Sounds like fun, let’s take a look.
Microsoft and Apple developed XP and OS X in parallel, and although the first version of OS X (10.0) shipped months ago (in March), the OS wasn’t ready for consumers and casual users until 10.1’s release in late September.
Although Thurrott does not specifically say 10.1 was a minor update in this review, he does address it in the 10.3 review.
Essentially a minor upgrade to previous Mac OS X versions, Jaguar includes numerous small updates and refinements but few major new innovations.
Over the course of three minor updates (10.1 in late 2001, 10.2 in late 2002, and now 10.3) Apple has done much to strengthen Mac OS X’s underpinnings with a usable fascia that’s bursting with functionality.
Panther costs a whopping $129 for most Mac OS X users, although customers who have purchased a new Mac since October 8 can get it for free. That’s a lot of money to pay for mostly subtle refinements that, arguably, should have been in the system to begin with.

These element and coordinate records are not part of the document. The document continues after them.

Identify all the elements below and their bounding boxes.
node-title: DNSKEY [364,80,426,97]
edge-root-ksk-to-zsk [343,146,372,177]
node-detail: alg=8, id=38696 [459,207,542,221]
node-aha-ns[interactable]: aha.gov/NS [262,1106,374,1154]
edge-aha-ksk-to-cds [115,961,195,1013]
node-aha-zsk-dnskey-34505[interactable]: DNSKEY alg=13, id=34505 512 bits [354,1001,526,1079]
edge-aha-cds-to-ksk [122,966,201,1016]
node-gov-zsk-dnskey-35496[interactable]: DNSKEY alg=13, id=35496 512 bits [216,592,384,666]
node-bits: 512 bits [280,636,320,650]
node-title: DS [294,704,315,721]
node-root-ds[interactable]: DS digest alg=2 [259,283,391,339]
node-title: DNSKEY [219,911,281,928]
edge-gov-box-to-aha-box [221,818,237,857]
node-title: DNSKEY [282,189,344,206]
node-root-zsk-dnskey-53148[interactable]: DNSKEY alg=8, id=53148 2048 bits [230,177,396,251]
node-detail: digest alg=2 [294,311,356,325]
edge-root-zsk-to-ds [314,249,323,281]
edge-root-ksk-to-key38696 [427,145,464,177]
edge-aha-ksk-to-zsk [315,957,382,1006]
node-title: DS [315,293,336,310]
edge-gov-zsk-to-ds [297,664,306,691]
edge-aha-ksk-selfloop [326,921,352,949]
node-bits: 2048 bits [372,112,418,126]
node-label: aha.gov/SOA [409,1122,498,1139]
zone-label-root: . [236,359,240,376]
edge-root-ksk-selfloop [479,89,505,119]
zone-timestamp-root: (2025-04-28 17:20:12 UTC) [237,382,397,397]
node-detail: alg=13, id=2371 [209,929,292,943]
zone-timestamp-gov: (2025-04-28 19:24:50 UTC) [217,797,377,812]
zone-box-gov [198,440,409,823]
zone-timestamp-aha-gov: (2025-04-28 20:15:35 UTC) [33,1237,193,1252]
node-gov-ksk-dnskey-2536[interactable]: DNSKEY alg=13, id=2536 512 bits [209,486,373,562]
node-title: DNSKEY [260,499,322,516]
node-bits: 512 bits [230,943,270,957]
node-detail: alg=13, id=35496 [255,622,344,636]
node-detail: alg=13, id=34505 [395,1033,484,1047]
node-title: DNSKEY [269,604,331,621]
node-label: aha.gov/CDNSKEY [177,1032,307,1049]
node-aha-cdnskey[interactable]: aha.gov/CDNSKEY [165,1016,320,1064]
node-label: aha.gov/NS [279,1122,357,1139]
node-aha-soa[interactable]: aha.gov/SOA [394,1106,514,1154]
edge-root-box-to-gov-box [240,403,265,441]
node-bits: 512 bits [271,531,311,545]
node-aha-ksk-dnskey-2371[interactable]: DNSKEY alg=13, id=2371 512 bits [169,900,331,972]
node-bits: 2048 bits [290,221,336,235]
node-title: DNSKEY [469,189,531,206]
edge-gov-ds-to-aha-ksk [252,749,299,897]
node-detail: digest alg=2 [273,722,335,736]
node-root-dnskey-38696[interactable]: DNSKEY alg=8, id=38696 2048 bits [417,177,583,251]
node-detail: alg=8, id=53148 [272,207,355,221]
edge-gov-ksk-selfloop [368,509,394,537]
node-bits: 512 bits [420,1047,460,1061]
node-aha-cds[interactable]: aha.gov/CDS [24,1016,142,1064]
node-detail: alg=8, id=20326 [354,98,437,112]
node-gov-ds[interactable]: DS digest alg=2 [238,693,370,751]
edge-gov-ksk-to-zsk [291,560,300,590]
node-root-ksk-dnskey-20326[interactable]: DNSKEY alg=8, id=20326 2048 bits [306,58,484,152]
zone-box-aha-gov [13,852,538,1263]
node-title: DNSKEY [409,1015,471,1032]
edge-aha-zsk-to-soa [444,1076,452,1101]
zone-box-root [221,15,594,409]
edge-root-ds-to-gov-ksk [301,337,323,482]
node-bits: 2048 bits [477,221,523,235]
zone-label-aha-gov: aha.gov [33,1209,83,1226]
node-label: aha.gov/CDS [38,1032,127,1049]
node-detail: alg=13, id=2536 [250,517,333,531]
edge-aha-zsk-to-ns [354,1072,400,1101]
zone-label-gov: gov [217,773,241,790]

Mac OS X 10.4 “Tiger” is, in fact, a minor upgrade to an already well-designed and rock-solid operating system. It will not change the way you use your computer at all, and instead uses the exact same mouse and windows interface we’ve had since the first Mac debuted in 1984.
While the Apple hype machine and its fanatical followers would have you believe that Mac OS X 10.5 “Leopard” is a major upgrade to the company’s venerable operating system, nothing could be further from the truth. Instead, Leopard is yet another evolutionary upgrade in a long line of evolutionary OS X upgrades, all of which date back to the original OS X release in 2001.
Meanwhile, Leopard is an incremental, evolutionary update over the previous release with no major architectural changes, which makes me wonder why Apple is even charging for it: In the Windows world, such releases are called service packs.
Bottom line: Mac OS X 10.6 “Snow Leopard” is a nice refinement to an already solid OS offering. But it’s almost too evolutionary to get excited about.
And finally, the article in question.
All in all, Lion doesn’t change much: People buy Macs for the beautiful hardware, not the lackluster OS X user experience. That’s still very much the case.
You’ve really just got to love this guy.